Se non basta nemmeno il terremoto…Per Ankara nemmeno il sisma rappresenta un deterrente
Arresti di civili (e presumibilmente anche torture) in Bakur, attacchi con esercito e aviazione contro i curdi in Basur…
di Gianni Sartori
Niente da fare. La terra sconvolta dal sisma, i palazzoni-alveare (frutto della speculazione) in macerie, migliaia e migliaia di vittime, decine di migliaia di sfollati…ma il regime turco mantiene imperterrito l’abituale postura anti-curda.
Sia in Bakur che nel Kurdistan del Sud (Basur).
Stando a quanto denunciato il 21 febbraio dalla Commissione per le leggi e i diritti umani del Partito democratico dei Popoli (HDP), una decina di persone sarebbero state pesantemente maltrattate, picchiate e torturate (come sembrano confermare le immagini allegate alla denuncia, con vistosi ematomi e ferite in varie parti del corpo) dopo l’arresto nelle zone sinistrate del Kurdistan sotto amministrazione-occupazione turca.
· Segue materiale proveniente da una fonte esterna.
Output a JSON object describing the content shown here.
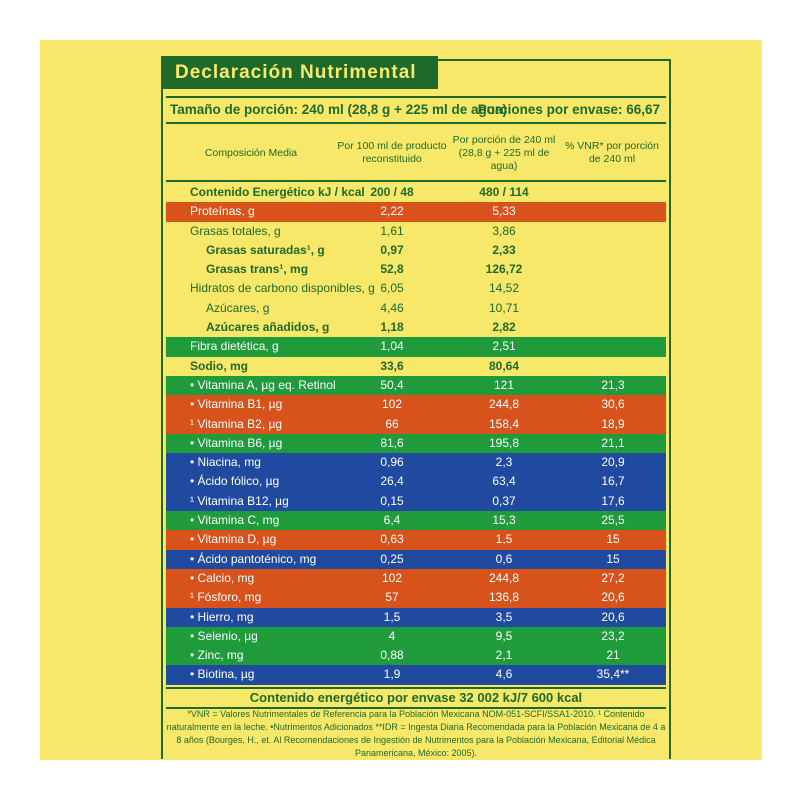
{
  "title": "Declaración Nutrimental",
  "serving": {
    "size": "Tamaño de porción: 240 ml (28,8 g + 225 ml de agua)",
    "portions": "Porciones por envase: 66,67"
  },
  "headers": {
    "col0": "Composición Media",
    "col1": "Por 100 ml de producto reconstituido",
    "col2": "Por porción de 240 ml (28,8 g + 225 ml de agua)",
    "col3": "% VNR* por porción de 240 ml"
  },
  "rows": [
    {
      "name": "Contenido Energético kJ / kcal",
      "v1": "200 / 48",
      "v2": "480 / 114",
      "v3": "",
      "style": "yellow",
      "bold": true
    },
    {
      "name": "Proteínas, g",
      "v1": "2,22",
      "v2": "5,33",
      "v3": "",
      "style": "orange"
    },
    {
      "name": "Grasas totales, g",
      "v1": "1,61",
      "v2": "3,86",
      "v3": "",
      "style": "yellow"
    },
    {
      "name": "Grasas saturadas¹, g",
      "v1": "0,97",
      "v2": "2,33",
      "v3": "",
      "style": "yellow",
      "bold": true,
      "indent": true
    },
    {
      "name": "Grasas trans¹, mg",
      "v1": "52,8",
      "v2": "126,72",
      "v3": "",
      "style": "yellow",
      "bold": true,
      "indent": true
    },
    {
      "name": "Hidratos de carbono disponibles, g",
      "v1": "6,05",
      "v2": "14,52",
      "v3": "",
      "style": "yellow"
    },
    {
      "name": "Azúcares, g",
      "v1": "4,46",
      "v2": "10,71",
      "v3": "",
      "style": "yellow",
      "indent": true
    },
    {
      "name": "Azúcares añadidos, g",
      "v1": "1,18",
      "v2": "2,82",
      "v3": "",
      "style": "yellow",
      "bold": true,
      "indent": true
    },
    {
      "name": "Fibra dietética, g",
      "v1": "1,04",
      "v2": "2,51",
      "v3": "",
      "style": "green"
    },
    {
      "name": "Sodio, mg",
      "v1": "33,6",
      "v2": "80,64",
      "v3": "",
      "style": "yellow",
      "bold": true
    },
    {
      "name": "• Vitamina A, µg eq. Retinol",
      "v1": "50,4",
      "v2": "121",
      "v3": "21,3",
      "style": "green"
    },
    {
      "name": "• Vitamina B1, µg",
      "v1": "102",
      "v2": "244,8",
      "v3": "30,6",
      "style": "orange"
    },
    {
      "name": "¹ Vitamina B2, µg",
      "v1": "66",
      "v2": "158,4",
      "v3": "18,9",
      "style": "orange"
    },
    {
      "name": "• Vitamina B6, µg",
      "v1": "81,6",
      "v2": "195,8",
      "v3": "21,1",
      "style": "green"
    },
    {
      "name": "• Niacina, mg",
      "v1": "0,96",
      "v2": "2,3",
      "v3": "20,9",
      "style": "blue"
    },
    {
      "name": "• Ácido fólico, µg",
      "v1": "26,4",
      "v2": "63,4",
      "v3": "16,7",
      "style": "blue"
    },
    {
      "name": "¹ Vitamina B12, µg",
      "v1": "0,15",
      "v2": "0,37",
      "v3": "17,6",
      "style": "blue"
    },
    {
      "name": "• Vitamina C, mg",
      "v1": "6,4",
      "v2": "15,3",
      "v3": "25,5",
      "style": "green"
    },
    {
      "name": "• Vitamina D, µg",
      "v1": "0,63",
      "v2": "1,5",
      "v3": "15",
      "style": "orange"
    },
    {
      "name": "• Ácido pantoténico, mg",
      "v1": "0,25",
      "v2": "0,6",
      "v3": "15",
      "style": "blue"
    },
    {
      "name": "• Calcio, mg",
      "v1": "102",
      "v2": "244,8",
      "v3": "27,2",
      "style": "orange"
    },
    {
      "name": "¹ Fósforo, mg",
      "v1": "57",
      "v2": "136,8",
      "v3": "20,6",
      "style": "orange"
    },
    {
      "name": "• Hierro, mg",
      "v1": "1,5",
      "v2": "3,5",
      "v3": "20,6",
      "style": "blue"
    },
    {
      "name": "• Selenio, µg",
      "v1": "4",
      "v2": "9,5",
      "v3": "23,2",
      "style": "green"
    },
    {
      "name": "• Zinc, mg",
      "v1": "0,88",
      "v2": "2,1",
      "v3": "21",
      "style": "green"
    },
    {
      "name": "• Biotina, µg",
      "v1": "1,9",
      "v2": "4,6",
      "v3": "35,4**",
      "style": "blue"
    }
  ],
  "energy_total": "Contenido energético por envase 32 002 kJ/7 600 kcal",
  "footnote": "*VNR = Valores Nutrimentales de Referencia para la Población Mexicana NOM-051-SCFI/SSA1-2010. ¹ Contenido naturalmente en la leche. •Nutrimentos Adicionados   **IDR = Ingesta Diaria Recomendada para la Población Mexicana de 4 a 8 años (Bourges, H., et. Al Recomendaciones de Ingestión de Nutrimentos para la Población Mexicana, Editorial Médica Panamericana, México: 2005).",
  "colors": {
    "background": "#f7e869",
    "dark_green": "#1d6a2b",
    "orange": "#d8521c",
    "green": "#1f9b3c",
    "blue": "#1f4aa0"
  }
}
Accuse rivolte al capo della polizia di Hatay, al capo della polizia del distretto di Iskenderun e ad alcuni agenti diretti responsabili (ma è improbabile che abbiano agito per libera iniziativa).
Inoltre l’HDP sostiene che agli arrestati (“persone innocenti che hanno perduto i loro familiari e che non hanno più né casa né lavoro”) vengono addossate colpe che “non corrispondono ai fatti realmente accaduti”.
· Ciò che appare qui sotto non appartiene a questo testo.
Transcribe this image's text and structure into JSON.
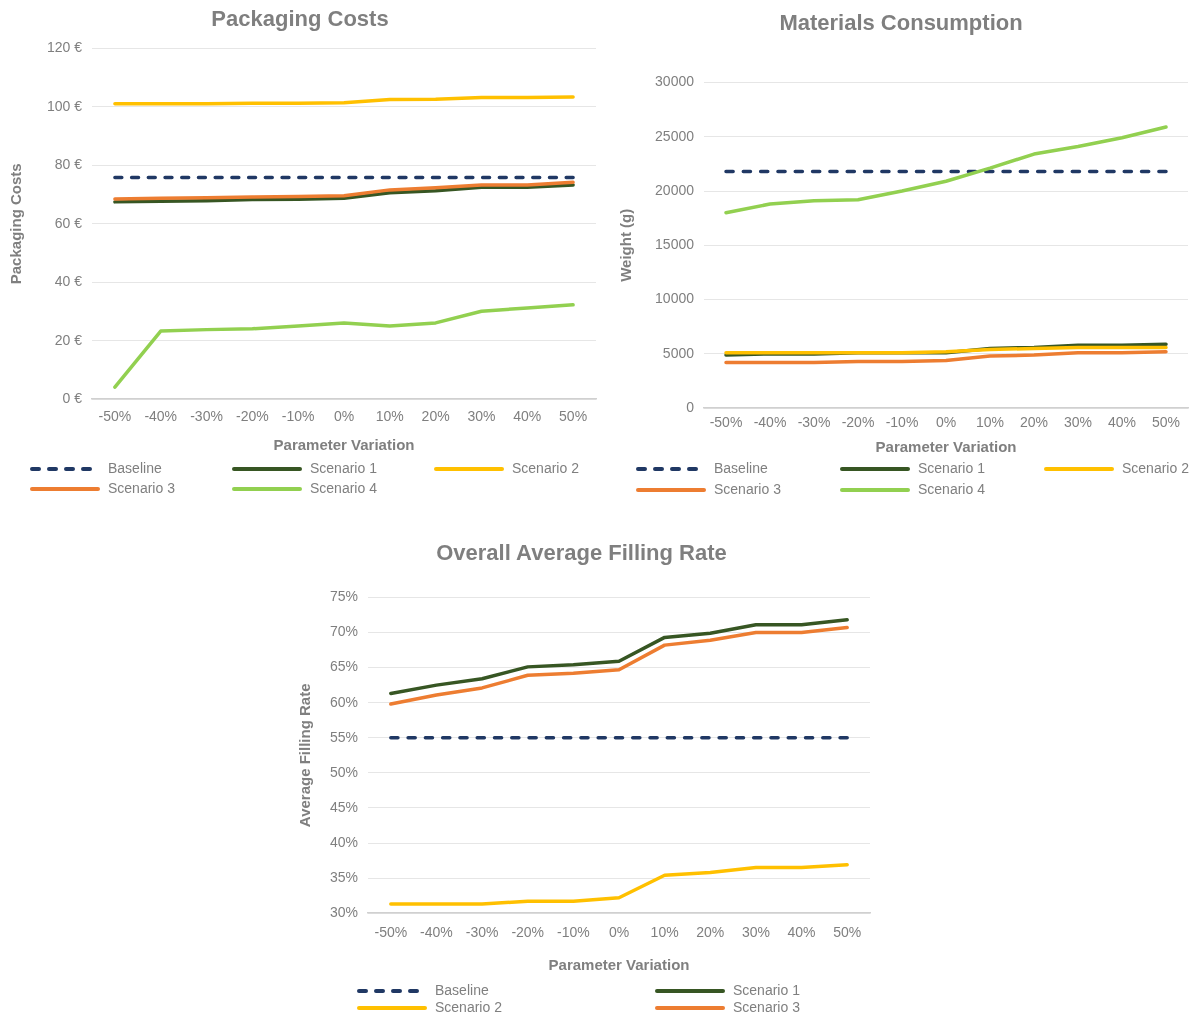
{
  "chart_data": [
    {
      "type": "line",
      "title": "Packaging Costs",
      "xlabel": "Parameter Variation",
      "ylabel": "Packaging Costs",
      "categories": [
        "-50%",
        "-40%",
        "-30%",
        "-20%",
        "-10%",
        "0%",
        "10%",
        "20%",
        "30%",
        "40%",
        "50%"
      ],
      "series": [
        {
          "name": "Baseline",
          "color": "#203864",
          "line_style": "dashed",
          "values": [
            75.8,
            75.8,
            75.8,
            75.8,
            75.8,
            75.8,
            75.8,
            75.8,
            75.8,
            75.8,
            75.8
          ]
        },
        {
          "name": "Scenario 1",
          "color": "#375623",
          "values": [
            67.5,
            67.7,
            67.9,
            68.3,
            68.4,
            68.7,
            70.6,
            71.3,
            72.5,
            72.5,
            73.3
          ]
        },
        {
          "name": "Scenario 2",
          "color": "#ffc000",
          "values": [
            101.1,
            101.1,
            101.1,
            101.2,
            101.2,
            101.4,
            102.5,
            102.6,
            103.2,
            103.2,
            103.4
          ]
        },
        {
          "name": "Scenario 3",
          "color": "#ed7d31",
          "values": [
            68.5,
            68.7,
            68.9,
            69.2,
            69.3,
            69.6,
            71.6,
            72.3,
            73.3,
            73.3,
            74.2
          ]
        },
        {
          "name": "Scenario 4",
          "color": "#92d050",
          "values": [
            4.1,
            23.3,
            23.8,
            24.1,
            25.0,
            26.1,
            25.0,
            26.1,
            30.1,
            31.2,
            32.3
          ]
        }
      ],
      "ylim": [
        0,
        120
      ],
      "yticks": [
        {
          "value": 0,
          "label": "0 €"
        },
        {
          "value": 20,
          "label": "20 €"
        },
        {
          "value": 40,
          "label": "40 €"
        },
        {
          "value": 60,
          "label": "60 €"
        },
        {
          "value": 80,
          "label": "80 €"
        },
        {
          "value": 100,
          "label": "100 €"
        },
        {
          "value": 120,
          "label": "120 €"
        }
      ],
      "grid": "y",
      "legend": "bottom"
    },
    {
      "type": "line",
      "title": "Materials Consumption",
      "xlabel": "Parameter Variation",
      "ylabel": "Weight (g)",
      "categories": [
        "-50%",
        "-40%",
        "-30%",
        "-20%",
        "-10%",
        "0%",
        "10%",
        "20%",
        "30%",
        "40%",
        "50%"
      ],
      "series": [
        {
          "name": "Baseline",
          "color": "#203864",
          "line_style": "dashed",
          "values": [
            21800,
            21800,
            21800,
            21800,
            21800,
            21800,
            21800,
            21800,
            21800,
            21800,
            21800
          ]
        },
        {
          "name": "Scenario 1",
          "color": "#375623",
          "values": [
            4900,
            5000,
            5000,
            5100,
            5100,
            5100,
            5500,
            5600,
            5800,
            5800,
            5900
          ]
        },
        {
          "name": "Scenario 2",
          "color": "#ffc000",
          "values": [
            5100,
            5100,
            5100,
            5100,
            5100,
            5200,
            5400,
            5500,
            5600,
            5600,
            5600
          ]
        },
        {
          "name": "Scenario 3",
          "color": "#ed7d31",
          "values": [
            4200,
            4200,
            4200,
            4300,
            4300,
            4400,
            4800,
            4900,
            5100,
            5100,
            5200
          ]
        },
        {
          "name": "Scenario 4",
          "color": "#92d050",
          "values": [
            18000,
            18800,
            19100,
            19200,
            20000,
            20900,
            22100,
            23400,
            24100,
            24900,
            25900
          ]
        }
      ],
      "ylim": [
        0,
        30000
      ],
      "yticks": [
        0,
        5000,
        10000,
        15000,
        20000,
        25000,
        30000
      ],
      "grid": "y",
      "legend": "bottom"
    },
    {
      "type": "line",
      "title": "Overall Average Filling Rate",
      "xlabel": "Parameter Variation",
      "ylabel": "Average Filling Rate",
      "categories": [
        "-50%",
        "-40%",
        "-30%",
        "-20%",
        "-10%",
        "0%",
        "10%",
        "20%",
        "30%",
        "40%",
        "50%"
      ],
      "series": [
        {
          "name": "Baseline",
          "color": "#203864",
          "line_style": "dashed",
          "values": [
            55,
            55,
            55,
            55,
            55,
            55,
            55,
            55,
            55,
            55,
            55
          ]
        },
        {
          "name": "Scenario 1",
          "color": "#375623",
          "values": [
            61.3,
            62.5,
            63.4,
            65.1,
            65.4,
            65.9,
            69.3,
            69.9,
            71.1,
            71.1,
            71.8
          ]
        },
        {
          "name": "Scenario 2",
          "color": "#ffc000",
          "values": [
            31.3,
            31.3,
            31.3,
            31.7,
            31.7,
            32.2,
            35.4,
            35.8,
            36.5,
            36.5,
            36.9
          ]
        },
        {
          "name": "Scenario 3",
          "color": "#ed7d31",
          "values": [
            59.8,
            61.1,
            62.1,
            63.9,
            64.2,
            64.7,
            68.2,
            68.9,
            70.0,
            70.0,
            70.7
          ]
        }
      ],
      "ylim": [
        30,
        75
      ],
      "yticks": [
        {
          "value": 30,
          "label": "30%"
        },
        {
          "value": 35,
          "label": "35%"
        },
        {
          "value": 40,
          "label": "40%"
        },
        {
          "value": 45,
          "label": "45%"
        },
        {
          "value": 50,
          "label": "50%"
        },
        {
          "value": 55,
          "label": "55%"
        },
        {
          "value": 60,
          "label": "60%"
        },
        {
          "value": 65,
          "label": "65%"
        },
        {
          "value": 70,
          "label": "70%"
        },
        {
          "value": 75,
          "label": "75%"
        }
      ],
      "grid": "y",
      "legend": "bottom"
    }
  ]
}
Ricordando poi che la tortura è formalmente vietata dalla Costituzione, dal Codice penale turco (n° 5237), oltre che da numerose convenzioni internazionali a cui Ankara ufficialmente aderisce.
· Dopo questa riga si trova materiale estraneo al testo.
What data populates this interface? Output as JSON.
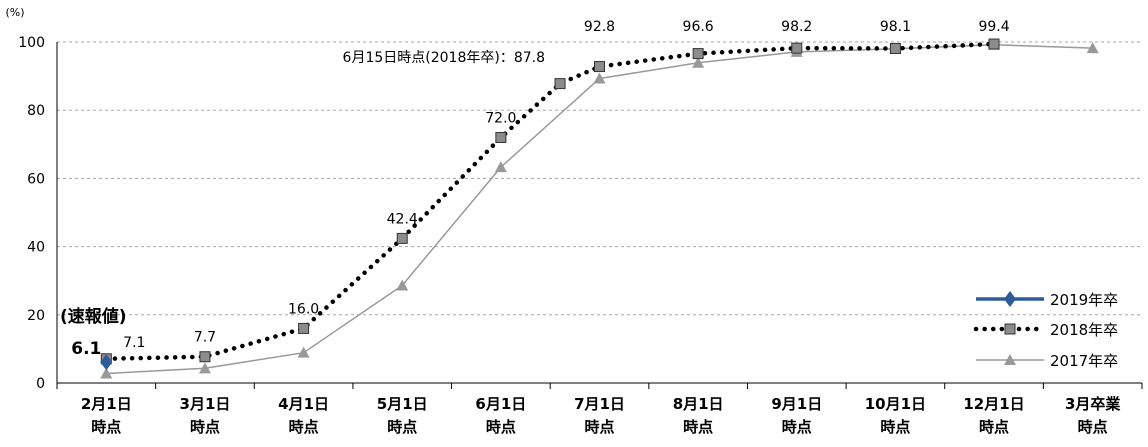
{
  "chart_data": {
    "type": "line",
    "y_unit_label": "(%)",
    "ylim": [
      0,
      100
    ],
    "yticks": [
      0,
      20,
      40,
      60,
      80,
      100
    ],
    "grid": "horizontal dashed",
    "legend_position": "bottom-right",
    "categories": [
      [
        "2月1日",
        "時点"
      ],
      [
        "3月1日",
        "時点"
      ],
      [
        "4月1日",
        "時点"
      ],
      [
        "5月1日",
        "時点"
      ],
      [
        "6月1日",
        "時点"
      ],
      [
        "7月1日",
        "時点"
      ],
      [
        "8月1日",
        "時点"
      ],
      [
        "9月1日",
        "時点"
      ],
      [
        "10月1日",
        "時点"
      ],
      [
        "12月1日",
        "時点"
      ],
      [
        "3月卒業",
        "時点"
      ]
    ],
    "series": [
      {
        "name": "2019年卒",
        "color": "#2e5c99",
        "style": "solid-thick",
        "marker": "diamond",
        "values": [
          6.1,
          null,
          null,
          null,
          null,
          null,
          null,
          null,
          null,
          null,
          null
        ]
      },
      {
        "name": "2018年卒",
        "color": "#000000",
        "style": "dotted",
        "marker": "square",
        "values": [
          7.1,
          7.7,
          16.0,
          42.4,
          72.0,
          92.8,
          96.6,
          98.2,
          98.1,
          99.4,
          null
        ],
        "extra_point": {
          "x_index": 4.6,
          "value": 87.8
        }
      },
      {
        "name": "2017年卒",
        "color": "#999999",
        "style": "solid-thin",
        "marker": "triangle",
        "values": [
          2.8,
          4.3,
          8.9,
          28.6,
          63.3,
          89.3,
          93.9,
          97.1,
          98.0,
          99.2,
          98.2
        ]
      }
    ],
    "data_labels": [
      {
        "series": 0,
        "index": 0,
        "text": "6.1"
      },
      {
        "series": 1,
        "index": 0,
        "text": "7.1"
      },
      {
        "series": 1,
        "index": 1,
        "text": "7.7"
      },
      {
        "series": 1,
        "index": 2,
        "text": "16.0"
      },
      {
        "series": 1,
        "index": 3,
        "text": "42.4"
      },
      {
        "series": 1,
        "index": 4,
        "text": "72.0"
      },
      {
        "series": 1,
        "index": 5,
        "text": "92.8"
      },
      {
        "series": 1,
        "index": 6,
        "text": "96.6"
      },
      {
        "series": 1,
        "index": 7,
        "text": "98.2"
      },
      {
        "series": 1,
        "index": 8,
        "text": "98.1"
      },
      {
        "series": 1,
        "index": 9,
        "text": "99.4"
      }
    ],
    "annotations": {
      "preliminary": "(速報値)",
      "june15": "6月15日時点(2018年卒)：87.8"
    }
  }
}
Altra musica (ma solo apparentemente, la sostanza rimane identica) nei territori curdi entro i confini iracheni, sotto continuo attacco da parte di esercito e aviazione turchi. Anche nel dopo-terremoto e nonostante la tregua annunciata, immediatamente dopo le devastanti scosse del 6 febbraio, dall’Unione delle Comunità del Kurdistan (KCK, l’organismo che riunisce e coordina le varie componenti del movimento di liberazione curdo).
In un comunicato delle Forze di Difesa del popolo (HPG, considerato il braccio armato del PKK) si sostiene che soltanto nella giornata del 19 febbraio Ankara avrebbe scatenato ben 56 (cinquantasei!) attacchi contro le zone in cui è presente la Resistenza curda.
Sia con i caccia (una decina di attacchi) che con carri armati, obici, mortai e altro armamento pesante (per altri 46 attacchi complessivi).
Le zone maggiormente bombardate dall’aviazione sarebbero quelle di Werxelê e i dintorni di Geliyê Balinda e di Wargeha Şehîd Rêber. A cui bisogna aggiungere anche le zone di Gundê Girê, Gundê Bîrkiyetê e Xêrê.
Invece i colpi dell’artiglieria si sono riversati soprattutto sull’area di Girê Cûdî, su Çemço (dove è maggiormente insediata la guerriglia) e nella regione di Zap (in particolare contro l’obiettivo del villaggio di Sîda).
Da parte loro, coerentemente con la tregua decretata unilateralmente, i partigiani curdi mantengono soltanto l’opzione difensiva.